Another Conservative Who Can’t Count
By Art Gallagher
NJ.com blogger Paul Mulshine has a piece today criticising the Tea Party movement for not waging primaries against “safe” Republican state legislators. Add Mulshine to the list of so called conservatives who can’t count.
After the general election last year I was alarmed by the “RINO hunting” rhetoric I was hearing from activists I had come to know as volunteers for the Little campaign. Locally and nationally, the Tea Party efforts were focused on defeating Democrats with conservative Republicans. Why would we now focus our energy on defeating Republicans? Waging Republican primaries to compete for seats held by Democrats made sense last year. Putting “safe” Republican seats at risk doesn’t make sense. Not when we’re the minority party.
We live in a state dominated by a Democratic legislature. Defeating well known and well liked “safe” incumbents in primaries would those “safe seats” in play. Democrats would dedicate resources to winning those seats if they were “vacant.” Rather than “RINO hunting” the Tea Party activists would be wise to continue their efforts to defeating Democrats. Leave the RINO hunting until after we’ve won a majority.
That’s the advise I gave the Tea Party leaders who would listen to me back in November. I’m grateful that many heard the message, whether they heard it from me or somebody else.
Mulshine is making light of the Tea Parties having a convention and training sessions this weekend because without primaries the training won’t weaken the Republicans chances to pick up seats in November.
Some Tea Parties are making noise about waging third party campaigns. If that is the agenda and result of the convention than the organizers are crazier than Mulshine. Third party conservative campaigns in “safe” Republican districts will increase the Democrats chances of expanding their majority.
If the point of the Tea Party Convention is to make inroads into Democratic districts, then their efforts will be well spent.
I could be miss-steakin’ Art, but aren’t most of the Tea Party people living in what are generally considered to be “Republican” towns and for that matter, as I’ve said numerous times before, registered Republicans?
For example, I don’t have an idea of just how many truly active Tea Party people there might be in the Long Branch area — do contact me if you are one — but I personally haven’t run into them in masses here in town, at least not Tea Party people who live in town that is. Same seems to hold true in Asbury and Neptune and other “Democrat” heavy towns – hard to find the Tea Party people there, right?
Again, I could be wrong, it really does happen, but I just feel like many people in the Tea Party groups are just mad at the direction local, state and federal governments have gone, and they should be, but instead of being mad at Sheila Oliver and Steve Sweeney along with the Ds who control the state legislature and are blocking Christie’s court appointment and hindering his efforts at real reforms, they are mad at their local Republicans… because they have no local Democrats…. just a hunch. or maybe I need a “not intended to be a factual statement” applies here.
James, I haven’t checked their addresses or voter registrations, but you are probably right about that.

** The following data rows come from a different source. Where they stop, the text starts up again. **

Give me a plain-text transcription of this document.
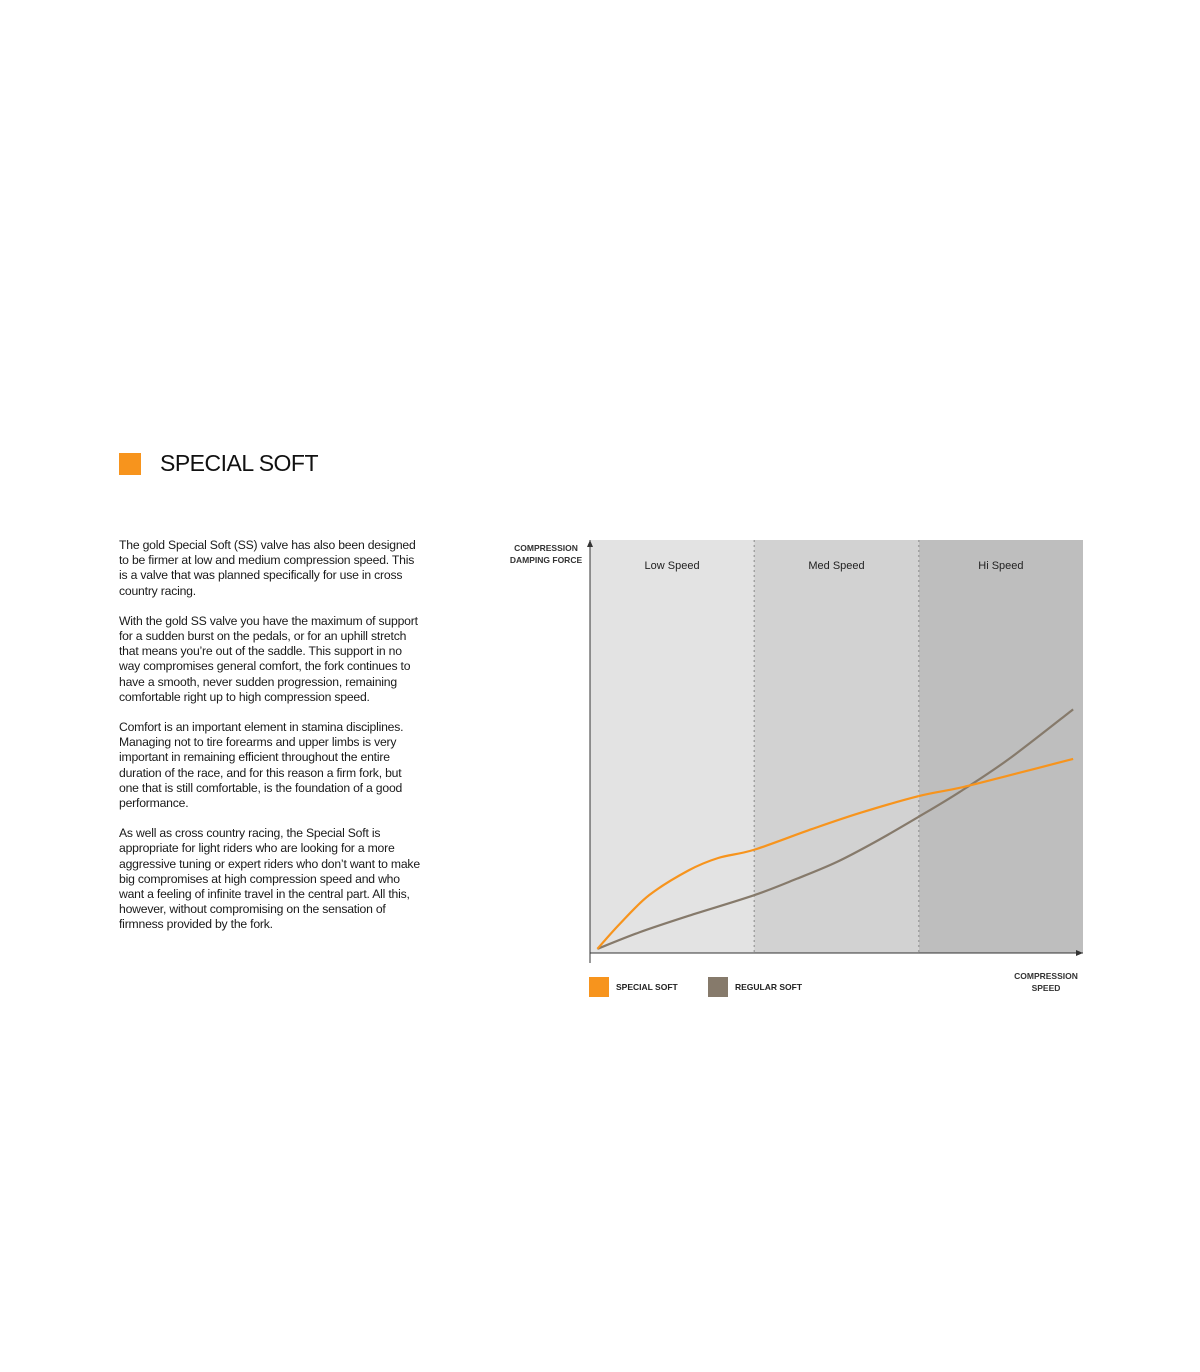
SPECIAL SOFT

The gold Special Soft (SS) valve has also been designed to be firmer at low and medium compression speed. This is a valve that was planned specifically for use in cross country racing.

With the gold SS valve you have the maximum of support for a sudden burst on the pedals, or for an uphill stretch that means you’re out of the saddle. This support in no way compromises general comfort, the fork continues to have a smooth, never sudden progression, remaining comfortable right up to high compression speed.

Comfort is an important element in stamina disciplines. Managing not to tire forearms and upper limbs is very important in remaining efficient throughout the entire duration of the race, and for this reason a firm fork, but one that is still comfortable, is the foundation of a good performance.

As well as cross country racing, the Special Soft is appropriate for light riders who are looking for a more aggressive tuning or expert riders who don’t want to make big compromises at high compression speed and who want a feeling of infinite travel in the central part. All this, however, without compromising on the sensation of firmness provided by the fork.

COMPRESSION DAMPING FORCE
COMPRESSION SPEED
Low Speed	Med Speed	Hi Speed
SPECIAL SOFT	REGULAR SOFT
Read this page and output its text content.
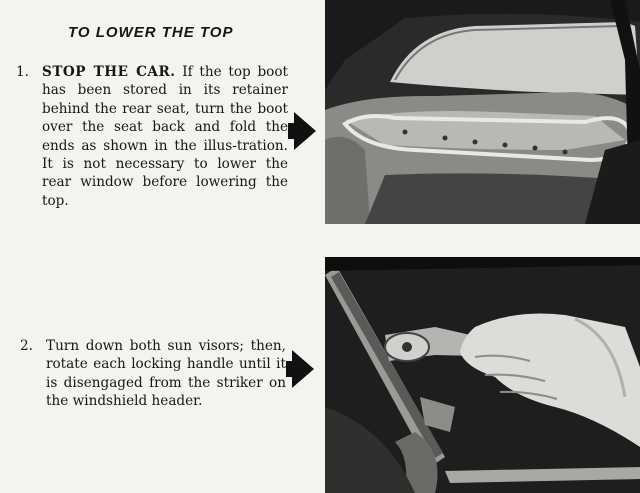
TO LOWER THE TOP
1. STOP THE CAR. If the top boot has been stored in its retainer behind the rear seat, turn the boot over the seat back and fold the ends as shown in the illus-tration. It is not necessary to lower the rear window before lowering the top.
2. Turn down both sun visors; then, rotate each locking handle until it is disengaged from the striker on the windshield header.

However, that would not keep them from working to impact elections in districts other than where they live.
I seem to recall a Long Branch Republican working on the Neptune Township election last year.

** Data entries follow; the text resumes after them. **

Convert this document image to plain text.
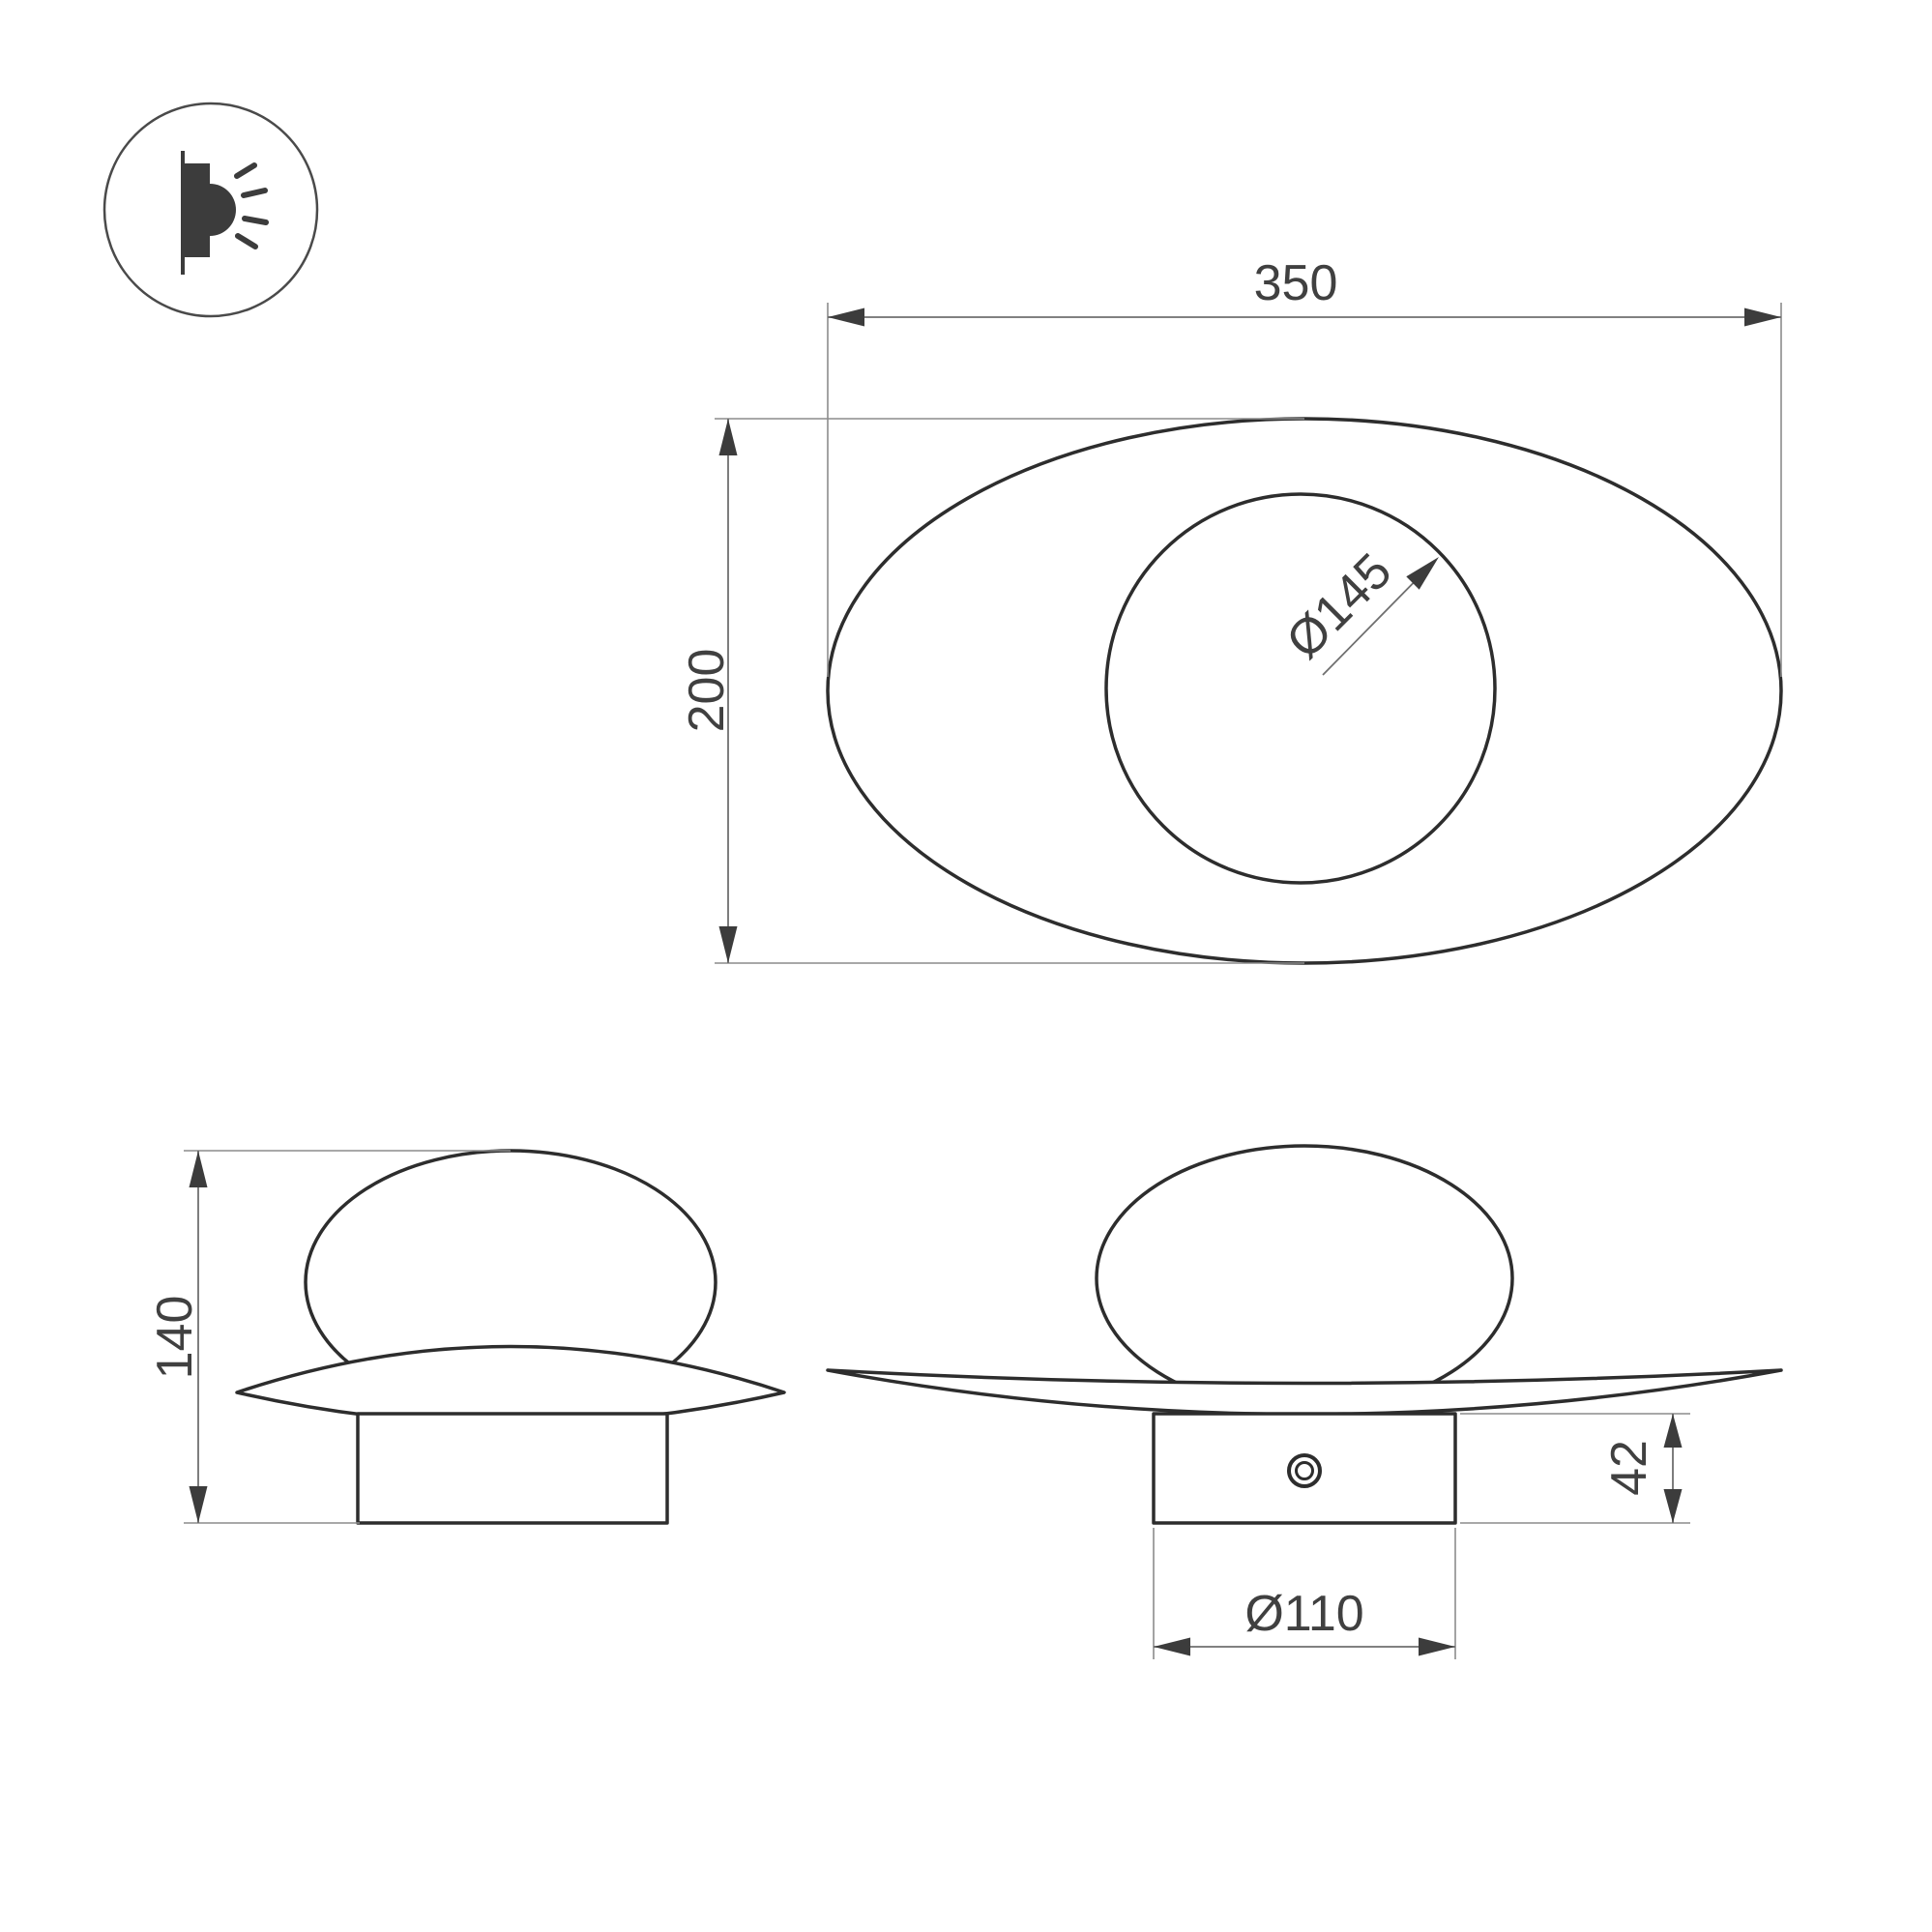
350
200
Ø145
140
42
Ø110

I would have liked to see Tea party people pick one Republican to knock off in a primary. Just to make a point.
However the uncertainty as to districts made that impractical
TR, they could always make a point by getting a Republican, or a Tea Party Independent, elected in an unlikely town where there probably aren’t many TP folks, or Republicans, and where Republicans can’t seem to beat the Democrats despite (giving the appearance of) really trying… some place like Neptune.
But if I may borrow the line… the TP folks won’t even try to break into a place like Neptune, even to prove some point, because they are kittens, kittens, kittens. Yeah, I went there.
Art, most of the Republicans that serve in the New Jersey Legislature are not all that much different from the Democrats running against them.
Take Jennifer Beck, for example. Beck is a pro-abortion liberal. (She voted to support legislation that would punish pharmacists that refused, on moral grounds, to fill prescriptions for drugs that induce abortion.) Beck has voted to restrict my Second Amendment rights. Beck has supported increasing all sorts of spending by the state. Moreover, she’s even advocated some tax increases.
http://www.votesmart.org/npat.php?can_id=58104
I’ve given up voting for the lesser of two evils. I am certainly not going to vote for any more liberal RINOs while waiting for some sort of Republican majority to emerge in this liberal swamp that is New Jersey.
Democrats should be labeled as “Democrats”. Fortunately for the safe “Republicans”, there will not be any serious primary challenges this year. However, being electable does not mean that they deserve their titles.
If 95% of the legislature is Democratic, we would have a better chance of fixing NJ if they were properly labeled.
I’m going with Paul.
Tea Party ain’t no “political party.”
It’s a political philosophy.
It is not an extension of the Republican Party and has ZERO obligation to safeguard its “safe seats” for the RINOs.
If the Tea Party ever became a “party” the revolution would be over, and I’d be the first to leave.